Photo-a-Day (Friday, 14th June, 2013)
Why the 'Yellow brook ain't yellow any more'
Wow! i love the sky in this photo!
David .Tell me .How can these tanks clean water upstream from them.How can they clean water coming out of the ground up stream?? That water was becoming clean 10 to 15 years ago. .My pic was taken upstream.
Yes Kath.....wonderful sky.....and green, green grass.....nice one David......cheers!!!
Thanks Kath, it was a lovely day.
Hi Ron. My photo was taken at the Aspull Sough mine treatment scheme which is behind Canon Sharples school. As I understand it the water comes out of the mine and into the filtration ponds. The cleaner filtered water then flows out of the filtration ponds into the yellow brook down through the woods and into the the River Douglas. The filtration ponds were finished around 2004.
Ron
Could be that the pigmentation of the emergent water was decreasing as the amount of soluble iron salts that the water came into contact with began to get more washed out. Thought there does seem to be plenty of pigment still in the water in the photo.

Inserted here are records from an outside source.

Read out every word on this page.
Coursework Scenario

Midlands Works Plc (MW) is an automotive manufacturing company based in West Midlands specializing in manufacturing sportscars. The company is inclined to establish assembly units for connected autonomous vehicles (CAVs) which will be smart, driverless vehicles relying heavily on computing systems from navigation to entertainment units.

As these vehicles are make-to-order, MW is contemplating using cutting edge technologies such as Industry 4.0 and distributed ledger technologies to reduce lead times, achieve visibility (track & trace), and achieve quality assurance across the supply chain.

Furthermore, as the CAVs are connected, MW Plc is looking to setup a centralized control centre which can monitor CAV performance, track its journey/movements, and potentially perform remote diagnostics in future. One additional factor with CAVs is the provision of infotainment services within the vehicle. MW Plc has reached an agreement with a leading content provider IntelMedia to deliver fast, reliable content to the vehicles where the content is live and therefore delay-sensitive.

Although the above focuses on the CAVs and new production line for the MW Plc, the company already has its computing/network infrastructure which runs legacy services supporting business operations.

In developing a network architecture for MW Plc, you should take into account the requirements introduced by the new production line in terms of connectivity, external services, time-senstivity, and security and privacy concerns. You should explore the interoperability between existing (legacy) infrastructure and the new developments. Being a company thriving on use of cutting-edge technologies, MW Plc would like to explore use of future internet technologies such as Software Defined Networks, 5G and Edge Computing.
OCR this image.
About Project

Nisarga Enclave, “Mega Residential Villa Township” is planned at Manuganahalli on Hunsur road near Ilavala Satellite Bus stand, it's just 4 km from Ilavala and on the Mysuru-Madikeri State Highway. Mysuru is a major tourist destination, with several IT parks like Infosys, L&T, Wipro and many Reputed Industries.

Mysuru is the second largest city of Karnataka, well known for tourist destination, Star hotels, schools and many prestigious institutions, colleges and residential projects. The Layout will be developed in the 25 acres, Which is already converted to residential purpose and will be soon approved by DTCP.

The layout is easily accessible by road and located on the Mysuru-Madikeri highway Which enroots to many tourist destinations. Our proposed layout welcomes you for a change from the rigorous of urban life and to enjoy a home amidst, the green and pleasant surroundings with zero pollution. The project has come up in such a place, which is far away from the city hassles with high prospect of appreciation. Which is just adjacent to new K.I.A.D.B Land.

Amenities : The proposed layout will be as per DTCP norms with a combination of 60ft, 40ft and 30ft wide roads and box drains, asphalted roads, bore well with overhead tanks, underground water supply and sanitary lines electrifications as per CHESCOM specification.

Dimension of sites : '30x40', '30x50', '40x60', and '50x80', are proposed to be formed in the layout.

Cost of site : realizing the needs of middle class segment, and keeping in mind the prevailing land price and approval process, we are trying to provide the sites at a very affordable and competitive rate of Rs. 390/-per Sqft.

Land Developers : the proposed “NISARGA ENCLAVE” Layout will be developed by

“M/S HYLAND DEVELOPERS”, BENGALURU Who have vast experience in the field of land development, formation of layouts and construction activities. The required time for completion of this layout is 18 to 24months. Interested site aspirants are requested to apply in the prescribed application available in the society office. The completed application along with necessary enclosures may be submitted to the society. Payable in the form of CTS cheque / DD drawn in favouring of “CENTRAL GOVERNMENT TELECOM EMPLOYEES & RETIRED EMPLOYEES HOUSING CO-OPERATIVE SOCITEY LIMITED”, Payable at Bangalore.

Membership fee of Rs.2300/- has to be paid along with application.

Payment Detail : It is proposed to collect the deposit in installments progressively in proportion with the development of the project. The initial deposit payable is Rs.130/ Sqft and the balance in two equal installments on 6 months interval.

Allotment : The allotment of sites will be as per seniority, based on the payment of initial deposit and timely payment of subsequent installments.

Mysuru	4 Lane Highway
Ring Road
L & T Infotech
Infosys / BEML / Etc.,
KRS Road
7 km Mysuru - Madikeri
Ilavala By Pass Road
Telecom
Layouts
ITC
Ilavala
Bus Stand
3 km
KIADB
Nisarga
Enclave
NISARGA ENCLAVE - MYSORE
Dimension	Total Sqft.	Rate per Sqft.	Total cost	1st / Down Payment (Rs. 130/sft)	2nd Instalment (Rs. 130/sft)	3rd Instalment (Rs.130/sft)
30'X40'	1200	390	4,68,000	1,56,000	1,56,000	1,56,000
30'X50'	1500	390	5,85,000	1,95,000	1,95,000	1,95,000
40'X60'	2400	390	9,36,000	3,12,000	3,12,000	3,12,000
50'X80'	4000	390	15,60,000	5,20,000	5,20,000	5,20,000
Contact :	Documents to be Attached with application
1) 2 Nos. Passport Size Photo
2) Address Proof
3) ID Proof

BTW Although a fair amount of information can be found in print, concerning the Great Haigh Sough which feeds yellow brook, does anyone have any information on the nearby Gerard's Sough?
Info about the Sough at http://en.wikipedia.org/wiki/Great_Haigh_Sough#CITEREFDavies2010
In 2004 the Coal Authority provided a passive treatment plant in a scheme costing £750.000. Work was undertaken by Ascot Environmental who built a pumping station, pipelines, settlement lagoons, reedbeds and landscaped the site. The scheme has improved the water quality, removed manganese and iron which caused the discolouration and allowed fish to repopulate the brook.
Regarding Gerard's Sough: the following is probably related, but it is not explicit:
Committee for Compounding with Delinquents.
Cases before the Committee, May 1646, 01 May 1646-31 May 1646
8 94 11 Dec. 1651. Thos. Gerard, jun., petitions that he has a delph or mine of cannel coal in Aspull, which he could not work without digging a trench through the land of [Jas. ] Gorsuch, a delinquent, to ...
Also need to see:
https://en.wikipedia.org/wiki/Committee_for_Compounding_with_Delinquents
A bit of info which may be of interest to some:
The Lancashire Gentry and the Great Rebellion, 1640-60
...John Braddyll of Portfield was outlawed for debt in 1663,and one reason may have been that during the previous eleven years he had 'made divers shafts and colepitts' and had 'bestowed £300 or thereabouts for the making of a sough'. Thomas Charnock apparently invested several hundreds of pounds in his Bradford colliery under James I. This may partly explain his heavy debts and
land sales under Charles I. The Gerards of Ince were even greater gamblers and adventurers, for they apparently invested £3,000 in their cannel mine at Aspull. Such heavy expenditure may possibly explain why their debts were between £1,244 and £2,000. These were heavy burdens for a Family whose annual income was probably only about £250 in 1641. Thus it would seem that for the Lancashire gentry coal mining was a highly precarious source of wealth.
Thanks Neil
There is a map of the Soughs in this area in book 'Wigan Coal and Iron', by Donald Anderson and AA France.
It shows Gerard's Sough about 1000 yards South of Bradshaigh's Sough, which is the original section of what became The Great Haigh Sough.
It shows the Six mines that it drained, and the outlet into Clarington Brook, but gives no further information.